Day 5 of Quarantine Brings Good News


We have some good news to report: My wife’s visit to the doctor confirmed she did not have COVID-19.  I’d like to say we’re both breathing easier, but she’s still got the asthma flare up, so while we’re both relieved, I’m the only one breathing easier.

Admittedly, she did not get a COVID-19 test, so it is still possible that she has it, but if so it is not a very bad case. Of course, it’s possible that I have it too, even though I’m exhibiting no symptoms.  The deciding factor for her doctor not testing her was apparently the lack of fever.  They are treating this as asthma aggravated by spring allergies, which in all likelihood is exactly what it is.  They gave her an inhaler, refilled another prescription, and promised to issue a quick taper of steroids without a visit if she needed it in the future. 

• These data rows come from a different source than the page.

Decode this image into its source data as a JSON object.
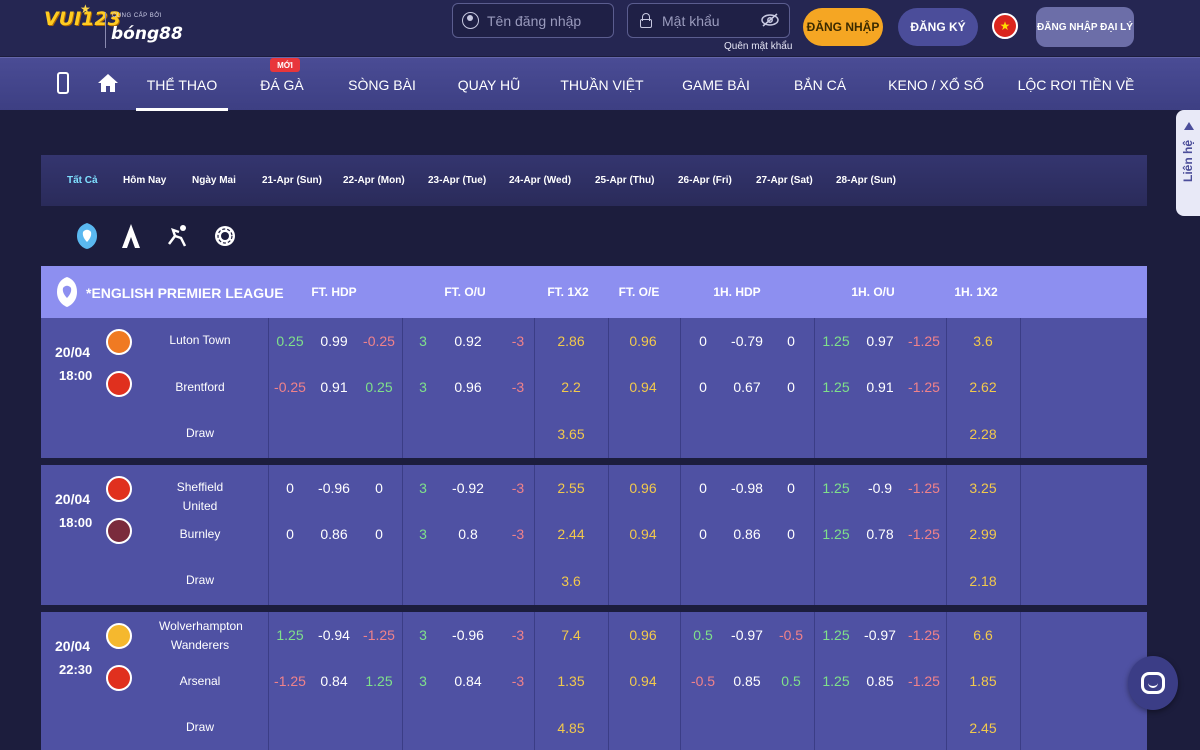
{
  "header": {
    "logo_text": "VUI123",
    "logo_sub": "CUNG CẤP BỞI",
    "logo_brand": "bóng88",
    "username_placeholder": "Tên đăng nhập",
    "password_placeholder": "Mật khẩu",
    "forgot_password": "Quên mật khẩu",
    "login_button": "ĐĂNG NHẬP",
    "register_button": "ĐĂNG KÝ",
    "agent_login_button": "ĐĂNG NHẬP ĐẠI LÝ",
    "flag_icon": "vietnam-flag-icon"
  },
  "nav": {
    "items": [
      {
        "label": "THỂ THAO",
        "active": true
      },
      {
        "label": "ĐÁ GÀ",
        "badge": "MỚI"
      },
      {
        "label": "SÒNG BÀI"
      },
      {
        "label": "QUAY HŨ"
      },
      {
        "label": "THUẦN VIỆT"
      },
      {
        "label": "GAME BÀI"
      },
      {
        "label": "BẮN CÁ"
      },
      {
        "label": "KENO / XỔ SỐ"
      },
      {
        "label": "LỘC RƠI TIỀN VỀ"
      }
    ]
  },
  "side_tab": {
    "label": "Liên hệ"
  },
  "dates": [
    "Tất Cả",
    "Hôm Nay",
    "Ngày Mai",
    "21-Apr (Sun)",
    "22-Apr (Mon)",
    "23-Apr (Tue)",
    "24-Apr (Wed)",
    "25-Apr (Thu)",
    "26-Apr (Fri)",
    "27-Apr (Sat)",
    "28-Apr (Sun)"
  ],
  "league": {
    "name": "*ENGLISH PREMIER LEAGUE",
    "columns": [
      "FT. HDP",
      "FT. O/U",
      "FT. 1X2",
      "FT. O/E",
      "1H. HDP",
      "1H. O/U",
      "1H. 1X2"
    ]
  },
  "matches": [
    {
      "date": "20/04",
      "time": "18:00",
      "home": "Luton Town",
      "away": "Brentford",
      "draw": "Draw",
      "home_row": [
        "0.25",
        "0.99",
        "-0.25",
        "3",
        "0.92",
        "-3",
        "2.86",
        "0.96",
        "0",
        "-0.79",
        "0",
        "1.25",
        "0.97",
        "-1.25",
        "3.6"
      ],
      "away_row": [
        "-0.25",
        "0.91",
        "0.25",
        "3",
        "0.96",
        "-3",
        "2.2",
        "0.94",
        "0",
        "0.67",
        "0",
        "1.25",
        "0.91",
        "-1.25",
        "2.62"
      ],
      "draw_row": [
        "3.65",
        "2.28"
      ]
    },
    {
      "date": "20/04",
      "time": "18:00",
      "home": "Sheffield United",
      "away": "Burnley",
      "draw": "Draw",
      "home_row": [
        "0",
        "-0.96",
        "0",
        "3",
        "-0.92",
        "-3",
        "2.55",
        "0.96",
        "0",
        "-0.98",
        "0",
        "1.25",
        "-0.9",
        "-1.25",
        "3.25"
      ],
      "away_row": [
        "0",
        "0.86",
        "0",
        "3",
        "0.8",
        "-3",
        "2.44",
        "0.94",
        "0",
        "0.86",
        "0",
        "1.25",
        "0.78",
        "-1.25",
        "2.99"
      ],
      "draw_row": [
        "3.6",
        "2.18"
      ]
    },
    {
      "date": "20/04",
      "time": "22:30",
      "home": "Wolverhampton Wanderers",
      "away": "Arsenal",
      "draw": "Draw",
      "home_row": [
        "1.25",
        "-0.94",
        "-1.25",
        "3",
        "-0.96",
        "-3",
        "7.4",
        "0.96",
        "0.5",
        "-0.97",
        "-0.5",
        "1.25",
        "-0.97",
        "-1.25",
        "6.6"
      ],
      "away_row": [
        "-1.25",
        "0.84",
        "1.25",
        "3",
        "0.84",
        "-3",
        "1.35",
        "0.94",
        "-0.5",
        "0.85",
        "0.5",
        "1.25",
        "0.85",
        "-1.25",
        "1.85"
      ],
      "draw_row": [
        "4.85",
        "2.45"
      ]
    }
  ],
  "colors": {
    "positive": "#7fe08a",
    "negative": "#f0828a",
    "odds": "#f2c94c",
    "league_bar": "#8d8ff0",
    "match_bg": "#4f51a3"
  }
}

Of course, that meant a trip to the pharmacy and pick up her prescriptions, which is a violation of our self-imposed quarantine.  But hey, that’s what drive up windows are for.

Schools are closed but there are still more cars on the road than I expected.  Lots of people that either cannot or will not stay home.  My wife was surprised too, stating that almost everyone she knows is at home.

After this brief scare, quarantine doesn’t seem so bad anymore.  Pretzels are no longer a sore point.  My wife jokingly refers to me as the warden and tells her friends that she’s confined to the “compound.” At least, I’m pretty sure she’s joking…

Local Coronavirus Shutdowns

While I follow the national news regarding the COVID-19 outbreak, my wife keeps up to date on the local news, even down to the neighborhood level via a local list serve and a neighborhood app.  We share news at meal times or when something big happens.  We also each get different vendor updates and emails.  Here are a few things we’ve learned in the past 24 hours:

  • Our veterinarian informed us via email that all appointments were to be met in the parking lot and the pet would be brought inside by one of their employees.  I’m not sure how you pay.  Do they walk your credit card in and out?  Do you send PayPal from your phone? 
  • Our dentist is shutting down for three weeks.  My guess is that it is a combination of cancellations (I was told they’ve had many) and employee childcare concerns related to the school closings.
  • My primary care doctor’s office called and told us they are pushing all wellness appointments out 90 days, so they rescheduled my annual physical for this summer.  They willingly called in a 90-day script to the pharmacy.  Unfortunately, this was after we’d already been to the pharmacy, so it will require another trip.
  • The local grocery store reportedly had an off duty deputy working there plus two armed security guards in the middle of the afternoon. They normally have one armed security guard.  I guess they staffed up to prevent any fights over toilet paper or other items in short supply. 
  • Is anyone besides me shocked at the number of well-known actors and professional athletes who have been infected? And how did they get tests when the rest of us can’t?
  • A local acquaintance’s daughter was supposed to get married this weekend.  The venue cancelled about 10 days prior, even before to the government restricted the number of people at gatherings.  They are still going to get married, having the ceremony in their back yard I believe, but it will be a very small wedding with no travel for the honeymoon.  I can only imagine the resulting mess over deposits and payments due.  One thing is for certain: They’ll have a story to tell years from now.  They won’t be the only ones; the peak of marriage season is still ahead of us and chances are it will coincide with a peak in the virus.
  • The hospital where one of my daughters works just got their first confirmed COVID-19 patient.  They were transferred in from an outlying facility in the same hospital system.  Surgeons at the hospital have been told to finish any elective surgery scheduled for this week and then to reschedule everything else for at least the next three weeks.  A couple years ago, she worked in the ICU, but I am happy to report that she is now in an area that has absolutely nothing to do with the ICU, the emergency room, or the coronavirus.  Her entire team is being encouraged to work at home as much as they can, which will probably be at least three days a week. 

It is little signs like cancelling elective surgery and putting extra guards in the grocery store make it very clear to me that people in position of responsibility are planning for things to get worse. Hang on to your hats and Katy bar the door.